About the starting rotation:

"We have a little problem with our starting pitching depth and we've started to adjust with some smaller moves.  It's always a good idea if you're a baseball team to add pitchers at the front of your rotation than at the back..."

More on the differences between running a small market club vs. one with resources:

"At Oakland...there was just a whole group of players you didn't have to think about.  The more resources you have at your disposal, the more complicated the cost benefits analysis gets on every move.  We're in a position where we have to think about the luxury tax in baseball, the competitive balance tax implications that that has for us.  So I actually think it's more complicated.  The more money you have at your disposal, the bigger chance mistakes will be made.  We understand the challenge ahead and we are in a position where the expectations are great, the challenges are great and we hope that the reward is also great.  So that's our perspective."

On the topic of shortstop, (it's best to get used to Arruebarrena at short until Seager is ready): 

"Right handed power is a scarcity at this time, and that's what Hanley brought to this team last year.  That's what Matt Kemp continues to bring to this team, and that's probably the most difficult thing to replace.  I do think that as we look to fill the shortstop position, we're maybe able to reorient that position to being a more defensive position.  Looking to some guys that really contribute defensively at short...  This gives us a chance to get a really plus defender at short, that will really help our pitching staff.  We're viewing it as an opportunity to upgrade defensively and we believe that will compensate for the loss of offense."

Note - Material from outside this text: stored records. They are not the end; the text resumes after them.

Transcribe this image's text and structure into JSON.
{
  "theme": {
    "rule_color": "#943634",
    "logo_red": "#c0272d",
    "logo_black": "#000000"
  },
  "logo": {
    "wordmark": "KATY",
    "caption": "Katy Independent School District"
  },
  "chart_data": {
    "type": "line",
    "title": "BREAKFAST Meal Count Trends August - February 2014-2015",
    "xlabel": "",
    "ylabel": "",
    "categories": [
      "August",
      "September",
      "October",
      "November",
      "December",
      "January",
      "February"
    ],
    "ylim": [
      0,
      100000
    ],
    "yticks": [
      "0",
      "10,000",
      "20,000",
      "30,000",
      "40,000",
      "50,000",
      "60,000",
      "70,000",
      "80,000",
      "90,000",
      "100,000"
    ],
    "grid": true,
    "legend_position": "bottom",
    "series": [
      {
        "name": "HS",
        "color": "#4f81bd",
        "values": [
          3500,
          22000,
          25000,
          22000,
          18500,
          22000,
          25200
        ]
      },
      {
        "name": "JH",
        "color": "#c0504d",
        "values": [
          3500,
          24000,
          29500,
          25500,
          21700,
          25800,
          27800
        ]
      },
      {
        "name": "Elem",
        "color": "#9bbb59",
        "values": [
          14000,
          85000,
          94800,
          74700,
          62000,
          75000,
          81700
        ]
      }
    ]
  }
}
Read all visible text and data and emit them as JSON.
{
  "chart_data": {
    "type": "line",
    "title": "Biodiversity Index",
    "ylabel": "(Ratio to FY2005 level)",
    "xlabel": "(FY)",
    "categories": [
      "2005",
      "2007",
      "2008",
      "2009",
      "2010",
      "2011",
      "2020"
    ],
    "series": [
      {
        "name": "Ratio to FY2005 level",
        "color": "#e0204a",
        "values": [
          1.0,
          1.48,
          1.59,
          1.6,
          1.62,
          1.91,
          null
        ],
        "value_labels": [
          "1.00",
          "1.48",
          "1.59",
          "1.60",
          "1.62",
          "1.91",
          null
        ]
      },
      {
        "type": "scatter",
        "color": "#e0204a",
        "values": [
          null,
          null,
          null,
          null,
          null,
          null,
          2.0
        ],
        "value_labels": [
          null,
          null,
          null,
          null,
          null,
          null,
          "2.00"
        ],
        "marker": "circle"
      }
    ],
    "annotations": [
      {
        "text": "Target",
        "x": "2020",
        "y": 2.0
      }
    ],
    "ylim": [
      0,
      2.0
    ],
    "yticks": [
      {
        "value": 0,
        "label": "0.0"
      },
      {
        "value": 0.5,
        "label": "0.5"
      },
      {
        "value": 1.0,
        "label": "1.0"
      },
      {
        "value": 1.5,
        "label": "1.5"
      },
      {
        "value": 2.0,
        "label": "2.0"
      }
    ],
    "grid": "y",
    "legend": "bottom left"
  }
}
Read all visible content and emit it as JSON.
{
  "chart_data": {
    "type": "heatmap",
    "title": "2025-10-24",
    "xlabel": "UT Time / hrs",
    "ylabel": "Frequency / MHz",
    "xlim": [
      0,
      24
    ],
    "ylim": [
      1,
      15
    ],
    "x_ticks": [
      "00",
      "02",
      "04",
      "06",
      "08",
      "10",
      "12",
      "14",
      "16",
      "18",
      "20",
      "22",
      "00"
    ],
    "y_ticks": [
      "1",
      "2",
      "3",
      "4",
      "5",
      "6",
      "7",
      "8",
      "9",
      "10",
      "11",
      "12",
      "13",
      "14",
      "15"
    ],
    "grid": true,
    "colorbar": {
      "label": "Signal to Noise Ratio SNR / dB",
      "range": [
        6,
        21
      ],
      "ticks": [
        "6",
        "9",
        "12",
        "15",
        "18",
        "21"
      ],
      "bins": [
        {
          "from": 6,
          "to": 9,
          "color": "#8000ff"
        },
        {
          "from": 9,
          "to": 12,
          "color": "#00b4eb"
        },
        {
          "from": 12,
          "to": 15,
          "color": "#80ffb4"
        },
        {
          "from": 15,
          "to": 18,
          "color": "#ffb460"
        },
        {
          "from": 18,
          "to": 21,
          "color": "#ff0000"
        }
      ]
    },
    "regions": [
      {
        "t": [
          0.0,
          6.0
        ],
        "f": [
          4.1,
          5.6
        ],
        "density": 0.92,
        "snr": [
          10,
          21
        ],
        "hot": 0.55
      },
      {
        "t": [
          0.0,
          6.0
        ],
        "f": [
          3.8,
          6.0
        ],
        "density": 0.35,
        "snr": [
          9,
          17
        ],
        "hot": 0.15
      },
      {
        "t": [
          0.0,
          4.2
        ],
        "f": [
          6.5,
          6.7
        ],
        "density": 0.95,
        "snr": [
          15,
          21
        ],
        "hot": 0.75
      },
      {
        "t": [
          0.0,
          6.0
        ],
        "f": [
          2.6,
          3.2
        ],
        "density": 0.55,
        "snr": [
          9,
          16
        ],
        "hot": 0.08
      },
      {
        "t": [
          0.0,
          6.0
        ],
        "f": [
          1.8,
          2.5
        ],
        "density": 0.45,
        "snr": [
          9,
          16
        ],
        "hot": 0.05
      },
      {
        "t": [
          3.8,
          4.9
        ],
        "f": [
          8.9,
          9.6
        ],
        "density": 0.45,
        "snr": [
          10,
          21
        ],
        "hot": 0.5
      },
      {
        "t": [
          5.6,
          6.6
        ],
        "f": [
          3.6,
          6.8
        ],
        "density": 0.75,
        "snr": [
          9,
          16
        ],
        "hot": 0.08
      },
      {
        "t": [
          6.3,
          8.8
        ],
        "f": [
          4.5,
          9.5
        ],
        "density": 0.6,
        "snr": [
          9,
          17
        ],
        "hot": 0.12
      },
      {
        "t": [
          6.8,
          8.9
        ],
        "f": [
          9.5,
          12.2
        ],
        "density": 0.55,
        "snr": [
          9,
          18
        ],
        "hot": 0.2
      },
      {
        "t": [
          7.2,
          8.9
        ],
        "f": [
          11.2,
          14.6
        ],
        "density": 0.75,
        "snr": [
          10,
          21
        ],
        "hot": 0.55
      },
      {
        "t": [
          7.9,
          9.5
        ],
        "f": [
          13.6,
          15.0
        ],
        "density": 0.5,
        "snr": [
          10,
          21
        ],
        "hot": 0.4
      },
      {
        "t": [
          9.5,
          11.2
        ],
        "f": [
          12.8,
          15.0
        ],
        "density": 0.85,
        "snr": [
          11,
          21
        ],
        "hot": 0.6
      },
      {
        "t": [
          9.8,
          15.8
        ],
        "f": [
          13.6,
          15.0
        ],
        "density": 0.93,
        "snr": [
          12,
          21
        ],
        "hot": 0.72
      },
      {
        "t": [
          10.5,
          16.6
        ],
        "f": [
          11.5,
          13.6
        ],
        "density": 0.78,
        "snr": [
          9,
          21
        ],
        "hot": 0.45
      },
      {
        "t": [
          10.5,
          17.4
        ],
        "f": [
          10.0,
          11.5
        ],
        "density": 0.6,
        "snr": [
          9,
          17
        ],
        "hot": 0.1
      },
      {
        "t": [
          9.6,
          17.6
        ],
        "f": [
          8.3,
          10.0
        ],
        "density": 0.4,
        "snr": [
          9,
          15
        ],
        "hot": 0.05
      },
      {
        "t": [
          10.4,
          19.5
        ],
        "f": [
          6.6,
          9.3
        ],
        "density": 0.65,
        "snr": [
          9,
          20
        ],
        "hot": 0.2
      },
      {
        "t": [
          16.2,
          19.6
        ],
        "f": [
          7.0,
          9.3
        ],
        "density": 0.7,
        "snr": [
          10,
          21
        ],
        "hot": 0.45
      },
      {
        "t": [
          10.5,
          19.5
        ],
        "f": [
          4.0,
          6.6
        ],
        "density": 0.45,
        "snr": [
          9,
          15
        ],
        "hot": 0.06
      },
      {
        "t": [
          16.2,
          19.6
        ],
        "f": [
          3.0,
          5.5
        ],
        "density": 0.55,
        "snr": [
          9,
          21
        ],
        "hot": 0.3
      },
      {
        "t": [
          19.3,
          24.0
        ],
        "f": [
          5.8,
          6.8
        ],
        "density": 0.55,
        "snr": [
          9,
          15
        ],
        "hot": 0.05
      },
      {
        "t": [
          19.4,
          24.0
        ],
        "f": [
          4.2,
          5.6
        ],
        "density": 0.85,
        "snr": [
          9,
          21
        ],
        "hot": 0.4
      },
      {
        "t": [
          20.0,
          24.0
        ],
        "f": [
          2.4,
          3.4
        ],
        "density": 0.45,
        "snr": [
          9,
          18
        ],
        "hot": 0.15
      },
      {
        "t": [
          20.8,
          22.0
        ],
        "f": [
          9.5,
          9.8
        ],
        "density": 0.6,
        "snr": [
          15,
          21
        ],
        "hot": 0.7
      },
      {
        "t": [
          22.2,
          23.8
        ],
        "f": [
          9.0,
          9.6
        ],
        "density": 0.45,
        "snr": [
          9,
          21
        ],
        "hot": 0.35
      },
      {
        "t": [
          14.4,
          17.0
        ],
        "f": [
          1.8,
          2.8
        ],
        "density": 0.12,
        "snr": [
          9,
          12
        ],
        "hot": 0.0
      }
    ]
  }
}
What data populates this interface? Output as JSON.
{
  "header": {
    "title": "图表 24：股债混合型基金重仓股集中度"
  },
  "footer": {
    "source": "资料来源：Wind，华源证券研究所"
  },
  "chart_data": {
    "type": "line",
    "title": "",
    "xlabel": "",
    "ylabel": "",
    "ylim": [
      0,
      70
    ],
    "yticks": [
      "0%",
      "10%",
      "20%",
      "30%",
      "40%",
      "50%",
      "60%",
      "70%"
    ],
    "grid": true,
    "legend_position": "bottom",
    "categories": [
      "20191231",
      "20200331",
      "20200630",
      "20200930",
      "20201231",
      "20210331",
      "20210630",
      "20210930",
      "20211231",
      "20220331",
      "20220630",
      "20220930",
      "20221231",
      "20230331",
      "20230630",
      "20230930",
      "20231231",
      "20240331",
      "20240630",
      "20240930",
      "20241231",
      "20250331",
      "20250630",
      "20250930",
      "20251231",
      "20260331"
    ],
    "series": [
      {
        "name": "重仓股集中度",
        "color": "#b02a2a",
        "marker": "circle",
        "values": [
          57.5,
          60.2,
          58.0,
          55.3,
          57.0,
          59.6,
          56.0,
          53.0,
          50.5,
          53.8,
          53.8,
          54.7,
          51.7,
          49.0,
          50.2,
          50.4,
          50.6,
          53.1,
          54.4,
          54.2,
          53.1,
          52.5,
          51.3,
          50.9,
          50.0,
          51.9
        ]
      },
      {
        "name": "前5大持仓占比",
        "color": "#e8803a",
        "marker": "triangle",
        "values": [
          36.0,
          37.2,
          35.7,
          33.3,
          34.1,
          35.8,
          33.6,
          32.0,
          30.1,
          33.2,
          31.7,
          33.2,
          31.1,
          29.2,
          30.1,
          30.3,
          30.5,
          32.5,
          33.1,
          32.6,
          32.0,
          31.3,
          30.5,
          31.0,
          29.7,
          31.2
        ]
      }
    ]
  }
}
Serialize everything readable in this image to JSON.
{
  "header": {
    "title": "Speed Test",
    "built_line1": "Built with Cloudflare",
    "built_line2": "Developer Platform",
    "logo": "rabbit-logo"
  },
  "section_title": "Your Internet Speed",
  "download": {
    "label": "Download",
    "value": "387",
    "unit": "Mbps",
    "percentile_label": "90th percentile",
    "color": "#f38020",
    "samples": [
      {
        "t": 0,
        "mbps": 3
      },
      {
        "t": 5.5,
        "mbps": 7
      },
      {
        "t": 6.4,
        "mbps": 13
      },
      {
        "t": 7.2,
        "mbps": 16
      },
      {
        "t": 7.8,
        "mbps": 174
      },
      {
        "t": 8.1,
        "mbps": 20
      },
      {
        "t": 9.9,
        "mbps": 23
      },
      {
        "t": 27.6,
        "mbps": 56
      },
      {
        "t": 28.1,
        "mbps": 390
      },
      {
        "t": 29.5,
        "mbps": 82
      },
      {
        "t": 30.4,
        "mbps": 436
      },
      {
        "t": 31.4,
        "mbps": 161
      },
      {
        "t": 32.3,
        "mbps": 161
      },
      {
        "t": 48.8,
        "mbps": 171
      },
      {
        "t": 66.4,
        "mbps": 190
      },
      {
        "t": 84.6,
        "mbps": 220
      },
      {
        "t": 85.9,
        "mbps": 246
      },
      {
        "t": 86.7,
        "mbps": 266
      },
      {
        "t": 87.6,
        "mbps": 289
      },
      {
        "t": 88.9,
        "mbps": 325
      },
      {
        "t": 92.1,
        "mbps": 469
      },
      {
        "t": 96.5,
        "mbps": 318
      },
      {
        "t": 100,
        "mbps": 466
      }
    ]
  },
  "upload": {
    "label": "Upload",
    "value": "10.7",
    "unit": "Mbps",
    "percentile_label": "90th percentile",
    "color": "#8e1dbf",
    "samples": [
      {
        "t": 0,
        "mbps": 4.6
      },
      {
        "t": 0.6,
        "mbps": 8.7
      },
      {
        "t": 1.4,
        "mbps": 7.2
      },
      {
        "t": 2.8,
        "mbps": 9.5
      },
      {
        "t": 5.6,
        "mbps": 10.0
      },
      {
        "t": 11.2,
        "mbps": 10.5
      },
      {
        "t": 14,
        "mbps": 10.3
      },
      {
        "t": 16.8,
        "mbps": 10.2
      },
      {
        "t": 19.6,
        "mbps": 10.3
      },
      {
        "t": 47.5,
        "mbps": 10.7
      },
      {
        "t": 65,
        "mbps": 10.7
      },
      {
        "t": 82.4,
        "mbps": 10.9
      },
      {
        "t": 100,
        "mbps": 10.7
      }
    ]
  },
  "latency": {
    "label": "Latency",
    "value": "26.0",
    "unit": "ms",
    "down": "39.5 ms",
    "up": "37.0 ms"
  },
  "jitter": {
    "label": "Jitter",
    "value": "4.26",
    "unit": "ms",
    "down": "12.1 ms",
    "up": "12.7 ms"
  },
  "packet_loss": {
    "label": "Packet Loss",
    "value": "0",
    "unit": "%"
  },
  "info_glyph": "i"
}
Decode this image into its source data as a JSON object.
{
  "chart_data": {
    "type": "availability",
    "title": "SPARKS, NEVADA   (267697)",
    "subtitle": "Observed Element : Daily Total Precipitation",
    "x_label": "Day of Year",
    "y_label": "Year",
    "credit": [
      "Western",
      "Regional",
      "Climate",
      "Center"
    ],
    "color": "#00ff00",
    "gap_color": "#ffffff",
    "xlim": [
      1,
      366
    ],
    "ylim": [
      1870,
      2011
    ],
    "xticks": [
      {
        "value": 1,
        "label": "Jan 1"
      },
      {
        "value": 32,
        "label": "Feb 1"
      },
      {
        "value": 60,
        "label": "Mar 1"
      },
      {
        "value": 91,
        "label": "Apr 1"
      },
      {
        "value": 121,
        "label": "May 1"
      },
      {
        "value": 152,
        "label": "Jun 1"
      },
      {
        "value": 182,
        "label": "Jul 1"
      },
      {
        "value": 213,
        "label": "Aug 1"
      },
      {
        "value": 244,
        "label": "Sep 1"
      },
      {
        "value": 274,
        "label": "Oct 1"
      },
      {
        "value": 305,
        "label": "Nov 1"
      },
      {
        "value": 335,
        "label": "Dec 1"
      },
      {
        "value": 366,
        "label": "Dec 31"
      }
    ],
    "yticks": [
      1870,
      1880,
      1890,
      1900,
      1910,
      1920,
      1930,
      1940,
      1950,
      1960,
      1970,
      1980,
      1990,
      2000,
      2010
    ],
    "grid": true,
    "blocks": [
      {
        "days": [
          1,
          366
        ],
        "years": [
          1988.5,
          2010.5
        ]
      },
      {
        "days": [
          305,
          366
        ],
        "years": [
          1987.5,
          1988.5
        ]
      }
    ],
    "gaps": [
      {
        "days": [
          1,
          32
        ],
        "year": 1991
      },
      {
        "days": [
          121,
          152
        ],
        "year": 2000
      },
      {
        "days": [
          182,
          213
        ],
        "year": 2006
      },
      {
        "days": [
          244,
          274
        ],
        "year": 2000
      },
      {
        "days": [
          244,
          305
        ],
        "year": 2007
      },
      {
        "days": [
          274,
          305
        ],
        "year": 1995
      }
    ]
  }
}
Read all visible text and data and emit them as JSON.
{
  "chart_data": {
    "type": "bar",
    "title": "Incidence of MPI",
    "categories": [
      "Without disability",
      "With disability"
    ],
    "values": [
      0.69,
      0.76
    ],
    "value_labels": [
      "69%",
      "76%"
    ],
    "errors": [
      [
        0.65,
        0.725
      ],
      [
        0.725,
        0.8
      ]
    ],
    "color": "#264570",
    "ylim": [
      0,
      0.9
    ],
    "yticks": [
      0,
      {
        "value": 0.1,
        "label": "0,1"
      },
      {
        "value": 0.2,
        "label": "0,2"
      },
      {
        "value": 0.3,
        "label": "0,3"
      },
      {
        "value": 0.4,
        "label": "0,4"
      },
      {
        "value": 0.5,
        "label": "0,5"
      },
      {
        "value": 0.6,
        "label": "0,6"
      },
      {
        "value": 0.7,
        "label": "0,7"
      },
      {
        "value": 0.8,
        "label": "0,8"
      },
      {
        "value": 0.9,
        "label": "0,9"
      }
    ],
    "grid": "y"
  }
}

                              ---------------end of Zaidi quotes-------------------

We all know it's difficult to slow down and gawk at the car accident ahead of you as you drive by, but that is what the MLB network is at the moment, (and twitter rumors as well).  Look if you must, but you probably won't like what you see.  Zaidi has spelled out the Dodger front offices direction in a short 15 minute segment.  It's best to listen to his words, because the wonks at MLB network are running with stories that often don't have any legs.